Microsoft is returning to its reptilian codenames for its next-generation video game consoles. While the original Xbox One was codenamed "Durango" (a city of some 18,000 people in southwestern Colorado), the Redmond-based company used the arachnid-themed "Scorpio" codename for its successor, the Xbox One X.
Until now, we've heard whispers of the codename "Scarlett" to describe the forthcoming overhaul of the Xbox. While that's still the internal codename being used to describe the new generation of consoles, that's only part of the story.
According to the latest report from Microsoft pundit Paul Thurott, there will be two consoles that make up the "Scarlett" next-generation Xbox plans. These have been branded "Anaconda" and "Lockhart" inside the Redmond-based company.
The first of these – "Anaconda" – is widely-tipped to be the successor of the current flagship, the Xbox One X. This next-generation console will have improved hardware, processors and graphics from AMD.
According to previous whispers from inside the company, "Anaconda" will swap out the hard disk drive used in the current generation of hardware with an SSD to reduce video game load times.
The new console will seemingly support Xbox, Xbox 360 and Xbox One titles.
While "Anaconda" will be the flagship console from Microsoft, there will be another option. Codenamed "Lockhart", the second variant of the next-generation “Scarlett” Xbox hardware will be an entry-level option, like the Xbox One S.
Although it will be capable of running the latest titles, "Lockhart" will not offer the same amount of grunt as the flagship "Anaconda" hardware.
Separate from the forthcoming "Scarlett" generation of games consoles, Microsoft is also widely-tipped to be an entirely new version of the Xbox One S without an optical drive codenamed "Maverick". Instead of buying physical discs, players will have unlimited access to more than 100 titles available online from Microsoft.
These do not need to be downloaded to the console itself – negating the need for a massive hard-drive.
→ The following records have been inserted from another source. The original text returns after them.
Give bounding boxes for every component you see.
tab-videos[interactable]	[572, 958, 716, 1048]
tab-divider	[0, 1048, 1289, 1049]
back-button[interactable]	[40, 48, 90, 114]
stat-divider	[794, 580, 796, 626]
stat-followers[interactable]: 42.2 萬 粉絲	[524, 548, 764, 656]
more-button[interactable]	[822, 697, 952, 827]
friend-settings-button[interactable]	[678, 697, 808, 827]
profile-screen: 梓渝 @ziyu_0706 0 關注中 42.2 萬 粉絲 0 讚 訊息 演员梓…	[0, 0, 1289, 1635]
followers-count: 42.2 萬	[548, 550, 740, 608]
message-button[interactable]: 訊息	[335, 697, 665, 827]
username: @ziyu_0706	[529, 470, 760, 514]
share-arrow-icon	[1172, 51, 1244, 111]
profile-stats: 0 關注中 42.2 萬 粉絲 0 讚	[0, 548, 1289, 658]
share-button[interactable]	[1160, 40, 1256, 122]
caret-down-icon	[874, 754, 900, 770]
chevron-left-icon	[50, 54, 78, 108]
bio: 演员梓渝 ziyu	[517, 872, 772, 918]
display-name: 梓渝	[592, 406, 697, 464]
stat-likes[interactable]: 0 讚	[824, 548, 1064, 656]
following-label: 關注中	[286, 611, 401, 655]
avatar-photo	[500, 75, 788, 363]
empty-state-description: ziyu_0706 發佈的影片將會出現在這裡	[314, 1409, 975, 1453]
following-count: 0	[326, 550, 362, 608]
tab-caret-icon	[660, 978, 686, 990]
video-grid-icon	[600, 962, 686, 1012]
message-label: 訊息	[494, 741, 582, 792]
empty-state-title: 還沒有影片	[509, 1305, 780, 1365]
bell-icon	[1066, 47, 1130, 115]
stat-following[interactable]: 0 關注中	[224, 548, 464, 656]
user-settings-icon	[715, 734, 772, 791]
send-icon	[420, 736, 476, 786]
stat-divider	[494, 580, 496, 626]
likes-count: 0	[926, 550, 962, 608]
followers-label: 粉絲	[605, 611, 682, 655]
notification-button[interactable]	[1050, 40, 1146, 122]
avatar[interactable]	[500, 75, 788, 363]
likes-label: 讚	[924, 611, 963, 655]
However, gamers will need a pretty serviceable broadband connection if they want to stream the latest blockbuster titles.
Players with a subscription to the Microsoft cloud-based streaming service will not only be able to stream games to their Xbox, but also to any tablet, smartphone and desktop PC.
Since Microsoft's cloud handles all the heavy lifting for the games – it should be possible to play next-generation titles on older hardware as well, so you won't have to cough-up to upgrade all the devices in your life.
This feature was originally planned for the launch of the first-generation Xbox One, but the Redmond-based company canceled it because of the always-online requirements and disc sharing concerns.
Microsoft is planning to launch public trials of its xCloud game streaming service next year, which will make Xbox games available across PCs, phones, and consoles.